Vinte e dois meses depois do início da guerra entre Rússia e Ucrânia, o exército ucraniano admite dificuldades para encontrar novos recrutas para lutar contras as forças russas.
— Nossas unidades não têm pessoal suficiente. Precisamos de jovens, abaixo de 40 anos, e motivados — explica o major Oleksandre Volkov, comandante de um batalhão da 24ª brigada.
O oficial preferiu cancelar na manhã desta terça-feira (19) uma sessão de treinamento ao ar livre perto de Bakhmut para novos recrutas, devido ao frio. Serão ministradas apenas aulas sobre montagem e desmontagem de armas pessoais e primeiros socorros.
— A sociedade atual provavelmente foi enganada por alguns meios de comunicação, que afirmavam que está tudo bem (para o exército ucraniano), que vencemos o inimigo e a vitória ocorrerá em um futuro próximo. Mas a situação não é tão simples. O inimigo é muito forte e poderoso. Faremos todo o possível para contê-lo e vencê-lo — acrescenta o major.

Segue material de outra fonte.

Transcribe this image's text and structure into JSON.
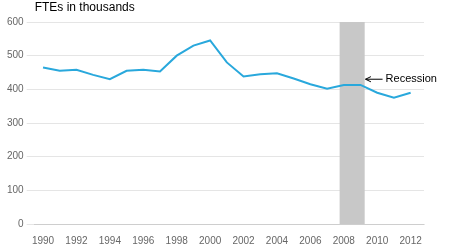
{
  "chart_data": {
    "type": "line",
    "ylabel": "FTEs in thousands",
    "x": [
      1990,
      1991,
      1992,
      1993,
      1994,
      1995,
      1996,
      1997,
      1998,
      1999,
      2000,
      2001,
      2002,
      2003,
      2004,
      2005,
      2006,
      2007,
      2008,
      2009,
      2010,
      2011,
      2012
    ],
    "values": [
      465,
      455,
      458,
      443,
      430,
      455,
      458,
      453,
      500,
      530,
      545,
      480,
      438,
      445,
      448,
      432,
      415,
      402,
      413,
      413,
      390,
      375,
      390
    ],
    "color": "#29a8dc",
    "xlim": [
      1989.5,
      2012.8
    ],
    "xticks": [
      1990,
      1992,
      1994,
      1996,
      1998,
      2000,
      2002,
      2004,
      2006,
      2008,
      2010,
      2012
    ],
    "ylim": [
      0,
      600
    ],
    "yticks": [
      0,
      100,
      200,
      300,
      400,
      500,
      600
    ],
    "grid": "y",
    "annotations": [
      {
        "type": "span",
        "x0": 2007.75,
        "x1": 2009.25,
        "color": "#c8c8c8"
      },
      {
        "type": "text",
        "text": "Recession",
        "x": 2010.5,
        "y": 430,
        "arrow_x": 2009.3,
        "arrow_y": 430
      }
    ]
  }
}
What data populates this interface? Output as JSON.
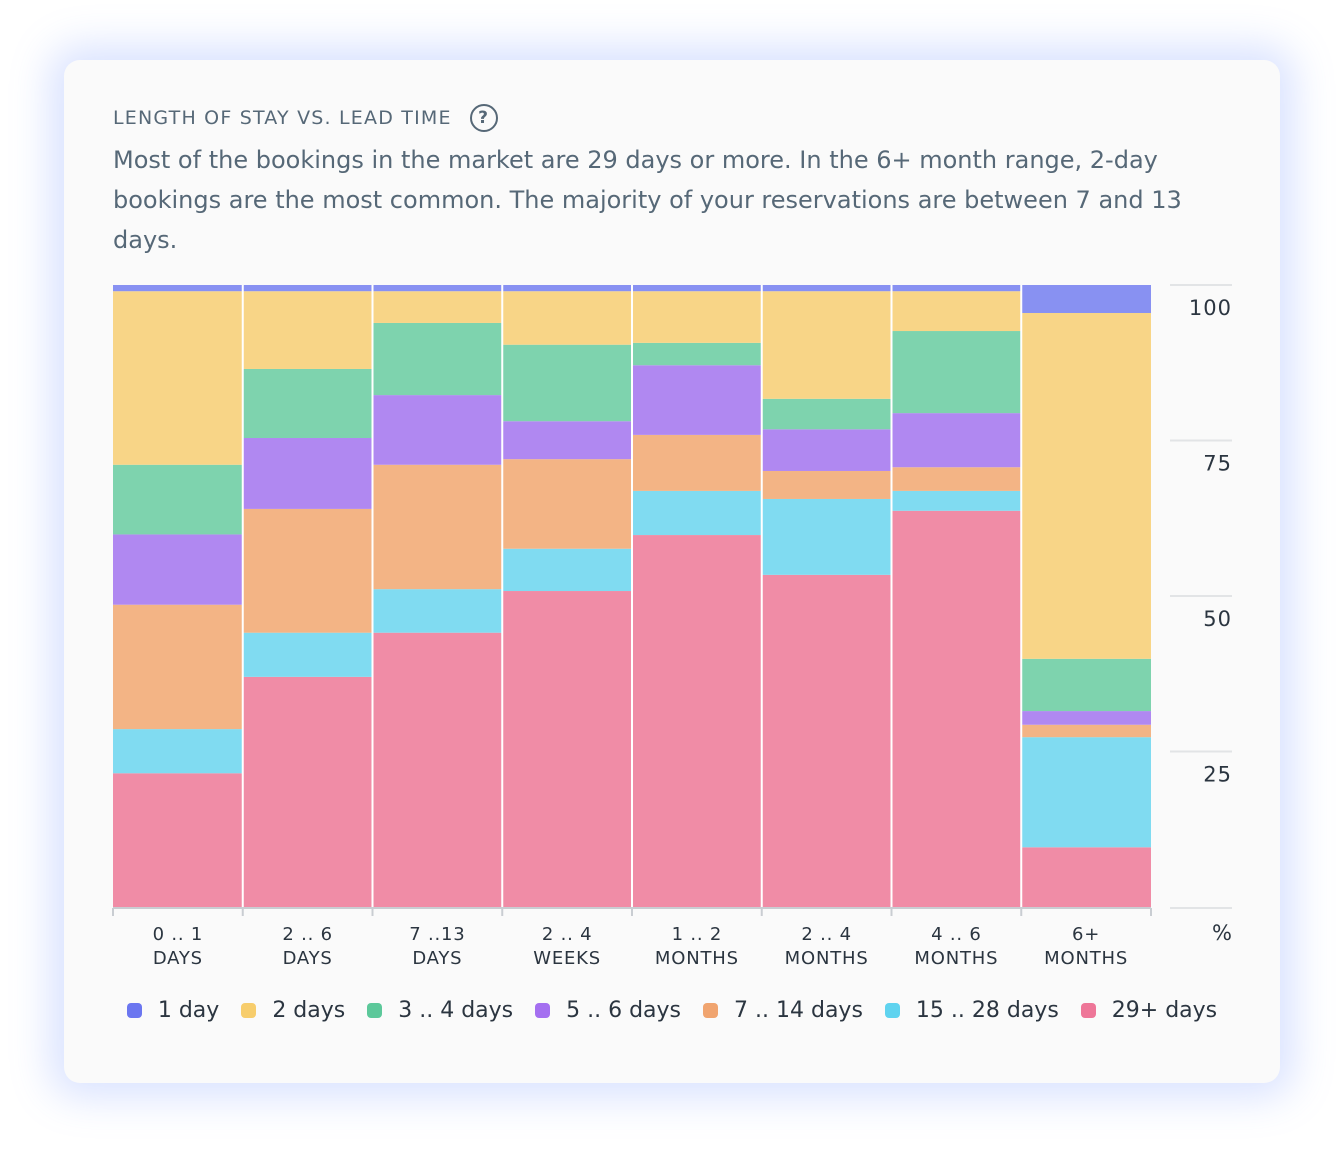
{
  "header": {
    "title": "LENGTH OF STAY VS. LEAD TIME",
    "help_label": "?",
    "description": "Most of the bookings in the market are 29 days or more. In the 6+ month range, 2-day bookings are the most common. The majority of your reservations are between 7 and 13 days."
  },
  "chart_data": {
    "type": "bar",
    "stacked": true,
    "normalized": true,
    "categories": [
      [
        "0 .. 1",
        "DAYS"
      ],
      [
        "2 .. 6",
        "DAYS"
      ],
      [
        "7 ..13",
        "DAYS"
      ],
      [
        "2 .. 4",
        "WEEKS"
      ],
      [
        "1 .. 2",
        "MONTHS"
      ],
      [
        "2 .. 4",
        "MONTHS"
      ],
      [
        "4 .. 6",
        "MONTHS"
      ],
      [
        "6+",
        "MONTHS"
      ]
    ],
    "ylabel": "%",
    "ylim": [
      0,
      100
    ],
    "yticks": [
      25,
      50,
      75,
      100
    ],
    "y_axis_side": "right",
    "grid": true,
    "legend_position": "bottom",
    "series": [
      {
        "name": "29+ days",
        "color": "#f08ca6",
        "legend_color": "#ee7698",
        "values": [
          21.5,
          37.0,
          44.1,
          50.8,
          59.8,
          53.4,
          63.7,
          9.6
        ]
      },
      {
        "name": "15 .. 28 days",
        "color": "#80dbf1",
        "legend_color": "#5fd3ef",
        "values": [
          7.1,
          7.1,
          7.0,
          6.8,
          7.1,
          12.2,
          3.2,
          17.7
        ]
      },
      {
        "name": "7 .. 14 days",
        "color": "#f3b485",
        "legend_color": "#f0a46f",
        "values": [
          20.0,
          19.9,
          20.0,
          14.4,
          9.0,
          4.5,
          3.8,
          2.0
        ]
      },
      {
        "name": "5 .. 6 days",
        "color": "#b088f1",
        "legend_color": "#a46ff0",
        "values": [
          11.3,
          11.4,
          11.2,
          6.1,
          11.2,
          6.7,
          8.7,
          2.2
        ]
      },
      {
        "name": "3 .. 4 days",
        "color": "#7ed3ae",
        "legend_color": "#5cc89a",
        "values": [
          11.2,
          11.1,
          11.6,
          12.3,
          3.6,
          4.9,
          13.2,
          8.4
        ]
      },
      {
        "name": "2 days",
        "color": "#f8d587",
        "legend_color": "#f7cd6c",
        "values": [
          27.9,
          12.5,
          5.1,
          8.6,
          8.3,
          17.3,
          6.4,
          55.6
        ]
      },
      {
        "name": "1 day",
        "color": "#8891f2",
        "legend_color": "#6b76f0",
        "values": [
          1.0,
          1.0,
          1.0,
          1.0,
          1.0,
          1.0,
          1.0,
          4.5
        ]
      }
    ],
    "legend_order": [
      "1 day",
      "2 days",
      "3 .. 4 days",
      "5 .. 6 days",
      "7 .. 14 days",
      "15 .. 28 days",
      "29+ days"
    ]
  }
}
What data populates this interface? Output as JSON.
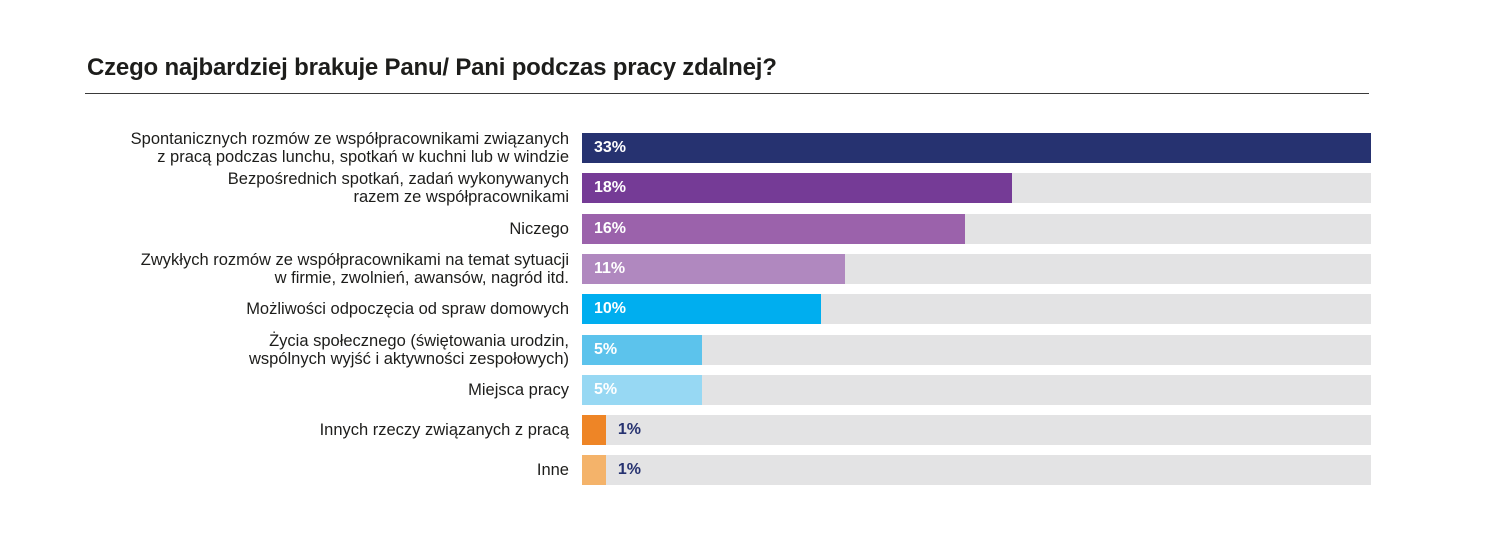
{
  "chart_data": {
    "type": "bar",
    "orientation": "horizontal",
    "title": "Czego najbardziej brakuje Panu/ Pani podczas pracy zdalnej?",
    "xlim": [
      0,
      33
    ],
    "unit": "%",
    "categories": [
      "Spontanicznych rozmów ze współpracownikami związanych\nz pracą podczas lunchu, spotkań w kuchni lub w windzie",
      "Bezpośrednich spotkań, zadań wykonywanych\nrazem ze współpracownikami",
      "Niczego",
      "Zwykłych rozmów ze współpracownikami na temat sytuacji\nw firmie, zwolnień, awansów, nagród itd.",
      "Możliwości odpoczęcia od spraw domowych",
      "Życia społecznego (świętowania urodzin,\nwspólnych wyjść i aktywności zespołowych)",
      "Miejsca pracy",
      "Innych rzeczy związanych z pracą",
      "Inne"
    ],
    "values": [
      33,
      18,
      16,
      11,
      10,
      5,
      5,
      1,
      1
    ],
    "value_labels": [
      "33%",
      "18%",
      "16%",
      "11%",
      "10%",
      "5%",
      "5%",
      "1%",
      "1%"
    ],
    "colors": [
      "#263270",
      "#753b96",
      "#9b62ab",
      "#b088bf",
      "#00aeef",
      "#5cc3ec",
      "#97d8f3",
      "#ee8526",
      "#f4b36a"
    ],
    "track_color": "#e3e3e4",
    "value_label_colors": [
      "#ffffff",
      "#ffffff",
      "#ffffff",
      "#ffffff",
      "#ffffff",
      "#ffffff",
      "#ffffff",
      "#263270",
      "#263270"
    ]
  }
}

Após o fracasso da contraofensiva ucraniana no sul, as tropas de Moscou retomaram a iniciativa e estão atacando vários setores, em especial o leste.
Com mais recursos humanos e munições, o exército russo avança lentamente no terreno — Kupiansk, Bakhmut, Avdiïvka, Marinka —, apesar das grandes baixas de homens e material.
Os ucranianos lutam para defender o local, após dois anos de combates exaustivos, e enfrentar calor de dois verões, a lama e a neve dos invernos e os bombardeios constantes sobre as trincheiras.
Alguns soldados, presentes desde o início em 24 de fevereiro de 2022, estão esgotados. Há dificuldades para substituir mortos e feridos, e os voluntários são raros.
Sai adrenalina, entra o medo
No início do conflito, "havia muita adrenalina, uma espécie de exaltação. Todos se apressaram para lutar, e não havia problema de efetivos", afirma o tenente Igor Prokopiak.
— Mas, com o tempo, as pessoas tiveram acesso às redes sociais e viram o lado terrível da guerra. A adrenalina inicial se dissipou, o cérebro entrou em alerta, o medo apareceu e, como resultado, as pessoas passaram a temer por suas vidas — declara o oficial de 32 anos.
Oleksandre Volkov constata que os civis não têm muito interesse em se unir às forças armadas e a idade média dos soldados no front está aumentando. O major afirma que, em sua unidade, 40% dos soldados têm 45 anos ou mais.
— Muitos jovens são vistos na vida civil. Não sei por que não foram mobilizados. É necessário que o Estado responda, que recrute, que substitua as pessoas que lutam há dois anos, eu inclusive — completa.
Há algumas semanas, as esposas dos soldados se manifestam também em Kiev para pedir o retorno de seus maridos do front de batalha, entre outras causas.
— Está na vez dos outros — gritam.
Em 1º de dezembro, o presidente ucraniano, Volodimir Zelensky, pediu ao comando militar que revisasse o sistema de recrutamento.
O major Volkov critica as oficinas de mobilização "soviéticas" demais, com uma abordagem, na qual "a qualidade é secundária".
— Se concentram apenas no resultado quantitativo — relata.
O sistema também se viu afetado pela corrupção, que permitiu aos recrutas se esquivarem do Exército, levando Zelensky a demitir todos os responsáveis regionais pelo recrutamento no verão passado.